Everyday, Manvendra would step out of his rented bedroom in the motel on the bypass, his colourful turban resting neatly on his head and hunter jacket flung over his fav cotton kurta. The hotel is spartan compared to his spatial living and tastes that include among other superlatives letting out his self-confessed fanboy of Liverpool FC in the stadiums of Europe.
He slips into everything that makes Manvendra, except that he’s dumped his jootis for a pair of comfy shoes to walk the unforgiving country roads. Manvendra climbs into the SUV, that’s his own, not party-funded, to make inroads into the Queen’s turf.

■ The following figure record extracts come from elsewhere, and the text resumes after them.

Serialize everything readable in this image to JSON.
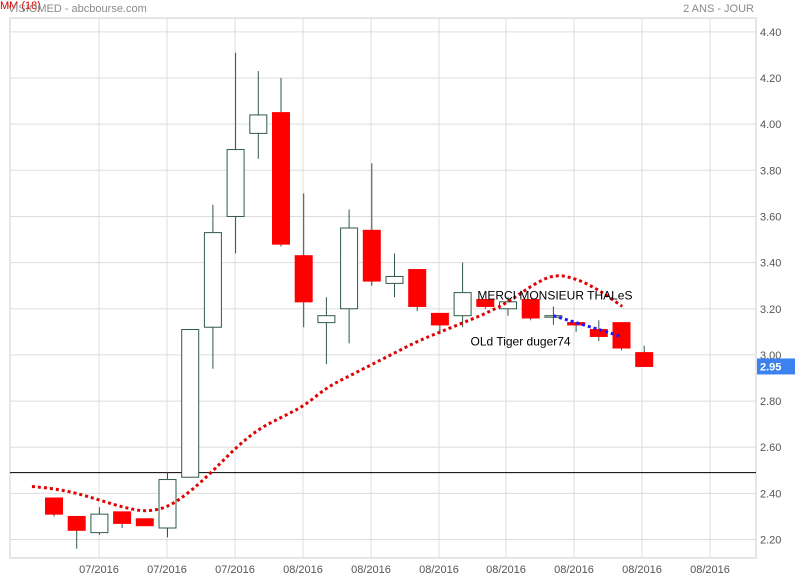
{
  "header": {
    "title": "VISIOMED - abcbourse.com",
    "period": "2 ANS - JOUR",
    "indicator": "MM (18)"
  },
  "colors": {
    "up_body": "#ffffff",
    "up_border": "#2f5a47",
    "down_body": "#ff0000",
    "wick": "#2f5a47",
    "ma": "#e00000",
    "trendline": "#1a1aff",
    "support": "#000000",
    "grid": "#dddddd",
    "price_badge": "#3b82f0"
  },
  "chart_data": {
    "type": "candlestick",
    "ylim": [
      2.12,
      4.46
    ],
    "y_ticks": [
      "2.20",
      "2.40",
      "2.60",
      "2.80",
      "3.00",
      "3.20",
      "3.40",
      "3.60",
      "3.80",
      "4.00",
      "4.20",
      "4.40"
    ],
    "x_ticks": [
      "07/2016",
      "07/2016",
      "07/2016",
      "08/2016",
      "08/2016",
      "08/2016",
      "08/2016",
      "08/2016",
      "08/2016",
      "08/2016"
    ],
    "candles": [
      {
        "o": 2.38,
        "h": 2.38,
        "l": 2.3,
        "c": 2.31
      },
      {
        "o": 2.3,
        "h": 2.3,
        "l": 2.16,
        "c": 2.24
      },
      {
        "o": 2.23,
        "h": 2.34,
        "l": 2.22,
        "c": 2.31
      },
      {
        "o": 2.32,
        "h": 2.32,
        "l": 2.25,
        "c": 2.27
      },
      {
        "o": 2.29,
        "h": 2.29,
        "l": 2.26,
        "c": 2.26
      },
      {
        "o": 2.25,
        "h": 2.49,
        "l": 2.21,
        "c": 2.46
      },
      {
        "o": 2.47,
        "h": 3.11,
        "l": 2.47,
        "c": 3.11
      },
      {
        "o": 3.12,
        "h": 3.65,
        "l": 2.94,
        "c": 3.53
      },
      {
        "o": 3.6,
        "h": 4.31,
        "l": 3.44,
        "c": 3.89
      },
      {
        "o": 3.96,
        "h": 4.23,
        "l": 3.85,
        "c": 4.04
      },
      {
        "o": 4.05,
        "h": 4.2,
        "l": 3.47,
        "c": 3.48
      },
      {
        "o": 3.43,
        "h": 3.7,
        "l": 3.12,
        "c": 3.23
      },
      {
        "o": 3.14,
        "h": 3.25,
        "l": 2.96,
        "c": 3.17
      },
      {
        "o": 3.2,
        "h": 3.63,
        "l": 3.05,
        "c": 3.55
      },
      {
        "o": 3.54,
        "h": 3.83,
        "l": 3.3,
        "c": 3.32
      },
      {
        "o": 3.31,
        "h": 3.44,
        "l": 3.25,
        "c": 3.34
      },
      {
        "o": 3.37,
        "h": 3.37,
        "l": 3.19,
        "c": 3.21
      },
      {
        "o": 3.18,
        "h": 3.18,
        "l": 3.09,
        "c": 3.13
      },
      {
        "o": 3.17,
        "h": 3.4,
        "l": 3.12,
        "c": 3.27
      },
      {
        "o": 3.24,
        "h": 3.24,
        "l": 3.2,
        "c": 3.21
      },
      {
        "o": 3.2,
        "h": 3.25,
        "l": 3.17,
        "c": 3.23
      },
      {
        "o": 3.24,
        "h": 3.24,
        "l": 3.15,
        "c": 3.16
      },
      {
        "o": 3.17,
        "h": 3.21,
        "l": 3.13,
        "c": 3.17
      },
      {
        "o": 3.14,
        "h": 3.14,
        "l": 3.1,
        "c": 3.13
      },
      {
        "o": 3.11,
        "h": 3.15,
        "l": 3.06,
        "c": 3.08
      },
      {
        "o": 3.14,
        "h": 3.14,
        "l": 3.02,
        "c": 3.03
      },
      {
        "o": 3.01,
        "h": 3.04,
        "l": 2.95,
        "c": 2.95
      }
    ],
    "moving_average": {
      "name": "MM (18)",
      "values": [
        2.43,
        2.42,
        2.4,
        2.37,
        2.34,
        2.32,
        2.34,
        2.41,
        2.5,
        2.6,
        2.68,
        2.73,
        2.78,
        2.86,
        2.91,
        2.96,
        3.01,
        3.06,
        3.1,
        3.14,
        3.18,
        3.23,
        3.3,
        3.35,
        3.33,
        3.28,
        3.21
      ]
    },
    "support_level": 2.49,
    "trendline": {
      "from_index": 22,
      "to_index": 25,
      "from_value": 3.17,
      "to_value": 3.08
    },
    "last_price": "2.95",
    "annotations": [
      {
        "text": "MERCI MONSIEUR THALeS",
        "index": 20.5,
        "value": 3.24
      },
      {
        "text": "OLd Tiger duger74",
        "index": 20.2,
        "value": 3.04
      }
    ]
  }
}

Like him, Sachin is lodged in a shabby hotel on the Tonk highway, the owner having managed to merrily recuse himself from the obligatory duties of a host as his team took over the hotel or whatever remained of it after years of neglect. His room is a far cry from his well-groomed lifestyle. Dressed in Kurta-pyjama with a black jacket thrown over, he looks like a lanky youth who has lost his way in the jungle only to be crowned the next leader of the clan by the local tribe.
Everyday, while in Tonk (Why the hell, Tonk? What’s with the names? Now, that’s my OCD kicking in) he would step out of this tacky hotel to tell the voters of his newfound home and why he is here to stay. He walks and talks like a chief minister in making. Sachin would go on to win the polls from the confines of this seedy hotel. His boyish charm that the fairer sex finds so irresistible would however hold him to ransom and relegate him to a perpetual CM in waiting.
In a parallel world on the other end, Manvendra would lose to Queen V. But not before bringing down her victory margin by half in his very first attempt. Much like the King Leonidas of the Greek City Sparta, who scarred his invincible opponent Heracles to famously quip “he’s not a God, he bleeds” Manvendra leaves behinds the tracks of his SUV, like the supple scars of a fresh wound on Raje’s home turf.